From a clinical perspective, psoriasis can be regarded as a spectrum of different skin manifestations. At any one point in time, different variants may coexist in a particular individual, but the skin lesions all share the same important hallmarks: redness, thickening of skin and scales.
During psoriasis flares, skin lesions often itch. If there are smaller, pinpoint-size lesions surrounding a chronic plaque, that indicates a flare or unstable phase of the skin disease. Depending on the clinical appearance, there are five types of psoriasis: inverse, plaque, guttate, erythrodermic and pustular.
Chronic Plaque Disease
The most common type of psoriasis is called psoriasis vulgaris. It is known by its characteristic thick, silver scales. This is a relatively symmetrical, sharply demarcated variant that affects the scalp, elbows, knees and lower back.
Plaques may persist for months to years in the same locations. Although the course of this disease is chronic, periods of complete remission do occur, and remissions of five years or more have been reported in approximately 5 percent of patients.
Guttate, or “gumdrop,” psoriasis represents a form of small, discrete lesions in a diffuse pattern. This variant is rare — seen in approximately 2 percent of all psoriasis patients. However, it is common in children.
It occurs acutely following streptococcal infection and is typically found in patients younger than 30 years old. It typically manifests as a sore throat or less commonly as a red rash around the anus.
The prognosis is excellent in children, with spontaneous cure rates often occurring over the course of weeks to months. It responds well to oral antibiotics to treat the infection as well as sunlight therapy. In contrast, in adults, the lesions of guttate psoriasis can become chronic.
The skin of patients with erythrodermic psoriasis becomes red, scaly and warm, though it often spares the face. Patients may be at risk for cardiac failure because their heart can’t supply enough blood to the skin to maintain its vital functions. This is a medical emergency.
Another severe form of psoriasis is pustular psoriasis, which shows up as pus around the nails, palms of the hands, soles of the feet and at the edge of existing psoriatic plaques. Patients can become extremely ill with this subtype, having fever, generalized redness, low blood calcium and poor appetite.
The scalp is one of the most common sites for psoriasis. The individual lesions are often discrete. This form of psoriasis often coexists with seborrheic dermatitis, which is often milder and less discrete. The lesions of psoriasis may cause hair loss due to the thick scales.
Inverse psoriasis occurs within skin folds and on surfaces like the ears, underarms, groin, navel, intergluteal crease, genitals, lips and beneath breasts. The genitals are involved in up to 30 percent of patients.
With this type of psoriasis, the tongue may become fissured and ridged. Smooth, red patches on the tongue (also called geographic tongue) are common in patients suffering from psoriasis, especially during a flare. This form presents as migrating, ring-like white plaques on the tongue.
Nails are commonly affected by psoriasis and may split or separate from the nail bed.
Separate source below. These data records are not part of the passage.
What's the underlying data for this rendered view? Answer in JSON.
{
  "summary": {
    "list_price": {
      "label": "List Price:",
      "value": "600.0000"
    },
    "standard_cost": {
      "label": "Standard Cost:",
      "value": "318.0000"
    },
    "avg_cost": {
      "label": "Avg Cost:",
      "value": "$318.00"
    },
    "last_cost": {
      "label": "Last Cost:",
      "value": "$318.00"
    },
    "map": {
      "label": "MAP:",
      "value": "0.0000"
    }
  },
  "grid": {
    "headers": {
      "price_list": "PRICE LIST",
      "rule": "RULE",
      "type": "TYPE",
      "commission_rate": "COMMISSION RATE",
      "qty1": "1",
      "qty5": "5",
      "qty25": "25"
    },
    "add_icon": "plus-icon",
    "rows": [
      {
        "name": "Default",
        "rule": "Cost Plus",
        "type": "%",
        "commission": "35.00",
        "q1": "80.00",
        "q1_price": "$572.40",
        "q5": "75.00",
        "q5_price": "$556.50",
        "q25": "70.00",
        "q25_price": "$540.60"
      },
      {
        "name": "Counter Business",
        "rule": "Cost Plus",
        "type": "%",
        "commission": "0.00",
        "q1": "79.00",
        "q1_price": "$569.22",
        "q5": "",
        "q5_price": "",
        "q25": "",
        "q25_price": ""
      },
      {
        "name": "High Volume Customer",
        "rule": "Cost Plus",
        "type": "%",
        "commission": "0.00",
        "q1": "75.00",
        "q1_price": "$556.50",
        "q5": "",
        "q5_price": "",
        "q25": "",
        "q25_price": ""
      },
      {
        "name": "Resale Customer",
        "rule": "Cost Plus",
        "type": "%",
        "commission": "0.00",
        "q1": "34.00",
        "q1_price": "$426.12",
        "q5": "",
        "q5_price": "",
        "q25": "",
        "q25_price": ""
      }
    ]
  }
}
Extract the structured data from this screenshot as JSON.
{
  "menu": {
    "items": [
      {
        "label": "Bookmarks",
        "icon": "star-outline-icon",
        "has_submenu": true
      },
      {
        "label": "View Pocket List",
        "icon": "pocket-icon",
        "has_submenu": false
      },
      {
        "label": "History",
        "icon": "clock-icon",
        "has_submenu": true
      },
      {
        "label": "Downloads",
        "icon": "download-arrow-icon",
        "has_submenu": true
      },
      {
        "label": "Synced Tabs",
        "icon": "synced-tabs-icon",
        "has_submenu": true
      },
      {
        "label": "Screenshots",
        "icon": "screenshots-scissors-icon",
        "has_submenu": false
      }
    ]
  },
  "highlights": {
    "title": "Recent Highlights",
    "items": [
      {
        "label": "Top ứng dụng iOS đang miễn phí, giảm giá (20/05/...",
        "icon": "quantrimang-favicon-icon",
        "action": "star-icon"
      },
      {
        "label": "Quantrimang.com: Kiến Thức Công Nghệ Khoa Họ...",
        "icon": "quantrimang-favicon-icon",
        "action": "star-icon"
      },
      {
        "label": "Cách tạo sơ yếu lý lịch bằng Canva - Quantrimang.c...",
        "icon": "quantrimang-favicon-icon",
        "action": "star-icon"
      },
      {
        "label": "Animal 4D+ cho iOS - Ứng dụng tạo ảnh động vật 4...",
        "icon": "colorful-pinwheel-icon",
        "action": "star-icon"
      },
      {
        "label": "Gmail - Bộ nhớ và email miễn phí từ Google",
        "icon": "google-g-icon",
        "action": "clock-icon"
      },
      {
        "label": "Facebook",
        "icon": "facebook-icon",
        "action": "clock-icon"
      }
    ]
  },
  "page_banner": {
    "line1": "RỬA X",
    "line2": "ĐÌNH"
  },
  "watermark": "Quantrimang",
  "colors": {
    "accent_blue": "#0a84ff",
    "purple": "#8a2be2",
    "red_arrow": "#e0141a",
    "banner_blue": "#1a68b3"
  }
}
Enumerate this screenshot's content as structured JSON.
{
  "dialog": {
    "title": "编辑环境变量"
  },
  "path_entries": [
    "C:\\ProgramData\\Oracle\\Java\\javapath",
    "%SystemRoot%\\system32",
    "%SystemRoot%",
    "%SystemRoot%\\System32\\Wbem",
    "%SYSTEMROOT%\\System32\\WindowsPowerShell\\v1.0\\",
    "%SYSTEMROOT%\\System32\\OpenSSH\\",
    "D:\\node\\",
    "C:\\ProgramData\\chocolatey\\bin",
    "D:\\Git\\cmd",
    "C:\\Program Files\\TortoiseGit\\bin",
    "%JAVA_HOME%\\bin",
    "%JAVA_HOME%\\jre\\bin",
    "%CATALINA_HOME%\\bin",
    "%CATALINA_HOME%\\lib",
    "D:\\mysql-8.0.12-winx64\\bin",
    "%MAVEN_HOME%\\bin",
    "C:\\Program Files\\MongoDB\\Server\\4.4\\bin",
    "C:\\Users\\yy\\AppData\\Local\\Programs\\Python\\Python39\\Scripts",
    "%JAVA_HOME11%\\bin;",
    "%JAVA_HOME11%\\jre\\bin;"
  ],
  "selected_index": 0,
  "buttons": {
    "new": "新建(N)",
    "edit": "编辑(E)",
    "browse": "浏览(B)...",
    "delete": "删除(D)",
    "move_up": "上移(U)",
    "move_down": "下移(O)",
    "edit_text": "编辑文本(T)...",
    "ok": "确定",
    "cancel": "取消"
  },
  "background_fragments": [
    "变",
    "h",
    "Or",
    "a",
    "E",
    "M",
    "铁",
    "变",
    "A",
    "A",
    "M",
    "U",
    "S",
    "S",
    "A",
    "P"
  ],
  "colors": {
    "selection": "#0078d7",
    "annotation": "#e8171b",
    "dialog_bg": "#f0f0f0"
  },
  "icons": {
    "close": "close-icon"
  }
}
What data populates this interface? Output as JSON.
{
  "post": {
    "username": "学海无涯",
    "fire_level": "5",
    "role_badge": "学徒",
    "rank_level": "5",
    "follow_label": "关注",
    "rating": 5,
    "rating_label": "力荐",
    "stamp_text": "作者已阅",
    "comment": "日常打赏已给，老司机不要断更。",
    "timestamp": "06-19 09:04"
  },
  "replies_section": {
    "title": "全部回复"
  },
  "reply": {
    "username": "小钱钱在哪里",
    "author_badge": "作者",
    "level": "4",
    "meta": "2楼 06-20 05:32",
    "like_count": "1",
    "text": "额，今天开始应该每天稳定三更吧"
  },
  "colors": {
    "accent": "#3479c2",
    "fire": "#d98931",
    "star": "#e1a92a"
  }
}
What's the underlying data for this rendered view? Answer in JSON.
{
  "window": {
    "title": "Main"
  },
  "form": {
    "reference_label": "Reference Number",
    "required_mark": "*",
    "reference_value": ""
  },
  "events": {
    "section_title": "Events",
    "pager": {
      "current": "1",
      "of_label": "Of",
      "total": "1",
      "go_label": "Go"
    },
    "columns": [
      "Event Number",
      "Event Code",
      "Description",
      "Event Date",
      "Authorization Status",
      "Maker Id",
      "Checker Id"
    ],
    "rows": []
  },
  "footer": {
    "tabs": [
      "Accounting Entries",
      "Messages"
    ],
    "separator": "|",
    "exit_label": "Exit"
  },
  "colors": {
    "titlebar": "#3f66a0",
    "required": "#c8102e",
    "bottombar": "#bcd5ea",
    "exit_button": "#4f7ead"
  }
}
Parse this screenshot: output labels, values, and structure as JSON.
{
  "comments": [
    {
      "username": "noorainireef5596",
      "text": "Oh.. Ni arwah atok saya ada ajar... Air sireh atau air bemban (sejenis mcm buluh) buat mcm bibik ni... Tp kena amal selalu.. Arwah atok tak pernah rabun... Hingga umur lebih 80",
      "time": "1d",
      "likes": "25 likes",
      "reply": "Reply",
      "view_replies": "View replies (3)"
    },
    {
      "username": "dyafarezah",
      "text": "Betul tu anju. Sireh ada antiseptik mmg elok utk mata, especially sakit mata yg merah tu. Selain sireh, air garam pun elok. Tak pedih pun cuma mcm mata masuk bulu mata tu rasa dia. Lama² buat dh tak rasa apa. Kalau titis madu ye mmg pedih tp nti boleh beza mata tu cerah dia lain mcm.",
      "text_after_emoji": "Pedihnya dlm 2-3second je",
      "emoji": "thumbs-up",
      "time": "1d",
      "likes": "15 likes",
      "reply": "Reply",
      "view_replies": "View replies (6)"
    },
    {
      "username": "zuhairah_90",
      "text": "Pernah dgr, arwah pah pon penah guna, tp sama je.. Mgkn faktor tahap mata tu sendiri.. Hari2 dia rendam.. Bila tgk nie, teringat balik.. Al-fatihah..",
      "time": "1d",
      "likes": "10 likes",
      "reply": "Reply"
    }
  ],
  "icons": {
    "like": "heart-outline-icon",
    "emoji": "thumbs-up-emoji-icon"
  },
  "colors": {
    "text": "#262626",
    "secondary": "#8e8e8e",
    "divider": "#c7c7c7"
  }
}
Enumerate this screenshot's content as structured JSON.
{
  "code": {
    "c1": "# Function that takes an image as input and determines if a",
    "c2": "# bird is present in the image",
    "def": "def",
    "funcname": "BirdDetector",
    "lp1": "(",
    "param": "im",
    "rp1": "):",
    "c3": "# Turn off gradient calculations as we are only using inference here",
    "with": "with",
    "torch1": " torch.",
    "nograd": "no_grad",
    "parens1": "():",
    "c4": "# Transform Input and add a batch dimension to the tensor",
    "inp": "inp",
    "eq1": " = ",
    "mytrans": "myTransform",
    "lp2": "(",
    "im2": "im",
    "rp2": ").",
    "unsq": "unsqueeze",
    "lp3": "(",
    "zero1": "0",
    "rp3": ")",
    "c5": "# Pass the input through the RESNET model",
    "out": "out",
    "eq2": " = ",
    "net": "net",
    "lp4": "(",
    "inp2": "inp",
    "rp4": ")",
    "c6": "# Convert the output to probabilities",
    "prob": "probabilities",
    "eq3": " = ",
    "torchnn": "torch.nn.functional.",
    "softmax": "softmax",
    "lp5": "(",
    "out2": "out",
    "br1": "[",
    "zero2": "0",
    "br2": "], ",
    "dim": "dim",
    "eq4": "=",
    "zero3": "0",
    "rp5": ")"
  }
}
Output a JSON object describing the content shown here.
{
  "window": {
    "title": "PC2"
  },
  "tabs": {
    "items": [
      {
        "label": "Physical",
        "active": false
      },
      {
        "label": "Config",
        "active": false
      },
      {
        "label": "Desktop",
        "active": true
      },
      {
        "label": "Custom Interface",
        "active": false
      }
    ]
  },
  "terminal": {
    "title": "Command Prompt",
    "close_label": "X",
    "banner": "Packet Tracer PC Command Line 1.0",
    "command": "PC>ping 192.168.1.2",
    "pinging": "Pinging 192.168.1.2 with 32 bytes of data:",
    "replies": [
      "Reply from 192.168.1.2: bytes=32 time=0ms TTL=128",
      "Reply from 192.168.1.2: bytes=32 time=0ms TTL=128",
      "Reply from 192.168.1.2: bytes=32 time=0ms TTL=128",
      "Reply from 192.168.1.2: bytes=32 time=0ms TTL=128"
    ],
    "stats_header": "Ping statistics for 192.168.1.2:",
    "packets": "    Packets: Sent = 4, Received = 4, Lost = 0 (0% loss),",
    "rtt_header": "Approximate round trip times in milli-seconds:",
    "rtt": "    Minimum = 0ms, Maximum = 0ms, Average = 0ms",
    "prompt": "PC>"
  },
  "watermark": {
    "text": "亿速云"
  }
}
Pitting of the nails like hammered brass, yellow oil spots and thickening of the nail with debris under the nail plate(similar to nail fungus, or onychomycosis) may occur in patients with psoriasis.
Psoriatic arthritis occurs in 5 to 30 percent of patients with skin psoriasis. In a small percentage of patients, the symptoms of the arthritis may appear before the involvement of the skin. Psoriatic arthritis may also resemble rheumatoid arthritis.
Early diagnosis is essential to avoid joint deformity. An important hallmark of psoriatic arthritis is erosive change, which may occur years after the presenting inflammation of the joints. It often affects the hands and can give the characteristic “sausage digit” deformity from the inflammation of the joints of the fingers.